In order to eliminate this, IMHO there should be employed some kind of discretization/idealisation process. IRC it's been mentioned somewhere in the codes that structures having the rigid diaphragm should introduce 3DOFs (2 displacement in principal horizontal axes and 1 rotation around vertical axis).

So I really wonder where this comes into play, since I may have plenty of FEM elements with diferent flavours(3 -node DKT,DST, 27 node hexa, etcc..) which doesn't conform with required criteria by codes.

Your comments will be appreciated.

Regards,
 
Are you doing modal analysis for a Response Spectrum Analysis? If that's the case then I agree with lumping the masses at each story level and limiting your DOF's to x, y, and rotation for most cases. I am assuming that you are using software to do this, not by hand, and most likely the software will do this for you.
 
The most important mode is typically the first flagpole mode, and your lumped mass/beam element should catch that. As a rule of thumb I try and include sufficient DoF to predict 100 times the number of modes of interest.
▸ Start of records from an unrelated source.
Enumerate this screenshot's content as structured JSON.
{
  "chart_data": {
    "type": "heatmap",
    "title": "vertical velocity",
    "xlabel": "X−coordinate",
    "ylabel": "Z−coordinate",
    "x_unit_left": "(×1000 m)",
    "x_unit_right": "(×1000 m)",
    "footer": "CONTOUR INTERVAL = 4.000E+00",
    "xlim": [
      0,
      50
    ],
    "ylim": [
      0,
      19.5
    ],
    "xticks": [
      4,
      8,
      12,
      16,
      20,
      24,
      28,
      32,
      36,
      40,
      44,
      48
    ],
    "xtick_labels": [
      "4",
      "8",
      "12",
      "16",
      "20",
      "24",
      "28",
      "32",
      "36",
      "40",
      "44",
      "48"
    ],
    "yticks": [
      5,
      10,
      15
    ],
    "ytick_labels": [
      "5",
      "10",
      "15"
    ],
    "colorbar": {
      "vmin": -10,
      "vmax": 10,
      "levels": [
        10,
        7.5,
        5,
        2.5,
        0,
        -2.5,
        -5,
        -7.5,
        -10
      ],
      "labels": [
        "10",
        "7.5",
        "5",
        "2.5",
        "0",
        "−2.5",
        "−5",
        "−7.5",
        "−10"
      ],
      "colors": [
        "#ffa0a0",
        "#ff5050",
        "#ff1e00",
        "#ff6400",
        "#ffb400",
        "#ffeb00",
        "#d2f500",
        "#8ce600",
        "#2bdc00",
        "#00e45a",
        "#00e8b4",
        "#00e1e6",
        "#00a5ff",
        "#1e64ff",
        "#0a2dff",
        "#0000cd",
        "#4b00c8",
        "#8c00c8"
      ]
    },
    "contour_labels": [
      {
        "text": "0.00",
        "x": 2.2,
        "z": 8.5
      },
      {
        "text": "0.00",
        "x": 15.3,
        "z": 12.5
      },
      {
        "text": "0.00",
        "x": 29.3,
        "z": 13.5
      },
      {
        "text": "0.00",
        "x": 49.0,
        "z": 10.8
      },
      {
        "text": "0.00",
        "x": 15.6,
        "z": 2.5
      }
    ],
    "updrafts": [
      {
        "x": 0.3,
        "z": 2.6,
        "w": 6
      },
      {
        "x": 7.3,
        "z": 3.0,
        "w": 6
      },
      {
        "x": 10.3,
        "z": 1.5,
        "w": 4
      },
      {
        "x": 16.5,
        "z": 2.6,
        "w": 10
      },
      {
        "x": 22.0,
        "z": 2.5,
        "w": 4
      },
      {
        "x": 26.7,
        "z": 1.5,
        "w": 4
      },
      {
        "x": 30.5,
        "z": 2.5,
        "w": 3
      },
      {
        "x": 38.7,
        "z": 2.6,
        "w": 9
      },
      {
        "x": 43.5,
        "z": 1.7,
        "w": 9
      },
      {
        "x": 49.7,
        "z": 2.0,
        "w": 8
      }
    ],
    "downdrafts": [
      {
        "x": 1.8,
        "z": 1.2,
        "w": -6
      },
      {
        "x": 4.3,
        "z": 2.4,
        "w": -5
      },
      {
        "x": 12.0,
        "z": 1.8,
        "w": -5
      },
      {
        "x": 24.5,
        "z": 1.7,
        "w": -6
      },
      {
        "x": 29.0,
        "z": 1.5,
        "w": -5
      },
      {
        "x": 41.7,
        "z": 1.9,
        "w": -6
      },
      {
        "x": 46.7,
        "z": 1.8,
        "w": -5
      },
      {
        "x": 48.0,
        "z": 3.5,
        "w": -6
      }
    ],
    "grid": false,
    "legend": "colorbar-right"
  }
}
So if you are interetsed in all modes below 10 Hz, and there are 7 modes, you need to include at least 700 /meaningful/ DOF.

250000 DOF doesn't seem very many to me in a linear analysis, given that many of them won't be participating in the modes of interest. Sizewise that should solve in RAM on a 2GB computer, and solve in an hour or so, if the solver is competently written.

Subsystem lumping is a hard thing to do in continuous systems such as buildings, in which case the temptation is to model everything and hope that the errors in detail average out into a meaningful blur.

Mind you, here's the sig I use at work "All models are wrong. Some models are useful"



Cheers

Greg Locock


New here? Try reading these, they might help FAQ731-376
 
Thanks for commenting,

Dave said:
Are you doing modal analysis for a Response Spectrum Analysis? If that's the case then I agree with lumping the masses at each story level and limiting your DOF's to x, y, and rotation for most cases. I am assuming that you are using software to do this, not by hand, and most likely the software will do this for you.
No I don't do the RSA.
Actually I'm trying to program the modal analysis for structures comprised from column-beam (frame elements) and slabs (shell elements).

GregLocock said:
As a rule of thumb I try and include sufficient DoF to predict 100 times the number of modes of interest. So if you are interetsed in all modes below 10 Hz, and there are 7 modes, you need to include at least 700 /meaningful/ DOF.
The problem is here I couldn't reconcile or find any kind of relation with what the theory provides and what the code requires. It seems that there is no relation with both of them .
The so-called DOFs should be of element DOF's (e.g. triangle element 6 DOFs per node etc..) or code refered DOFs (2 displacement one vertical rotation) ?

GregLocock said:
250000 DOF doesn't seem very many to me in a linear analysis, given that many of them won't be participating in the modes of interest
How do you decide that any specific mode is participating or not?


 
strain energy plot.
Could you elababorate that a bit further?
What causes the current mode to be taken as not participating and participating related with strain-plot energy.

Do you have any comments on other issues, especially on how to reconcile the DOF of code and theory for structures.


Regards,
 
I see,

Your point of interest is a bit different than mine, I should have guessed that from your nick (automotive).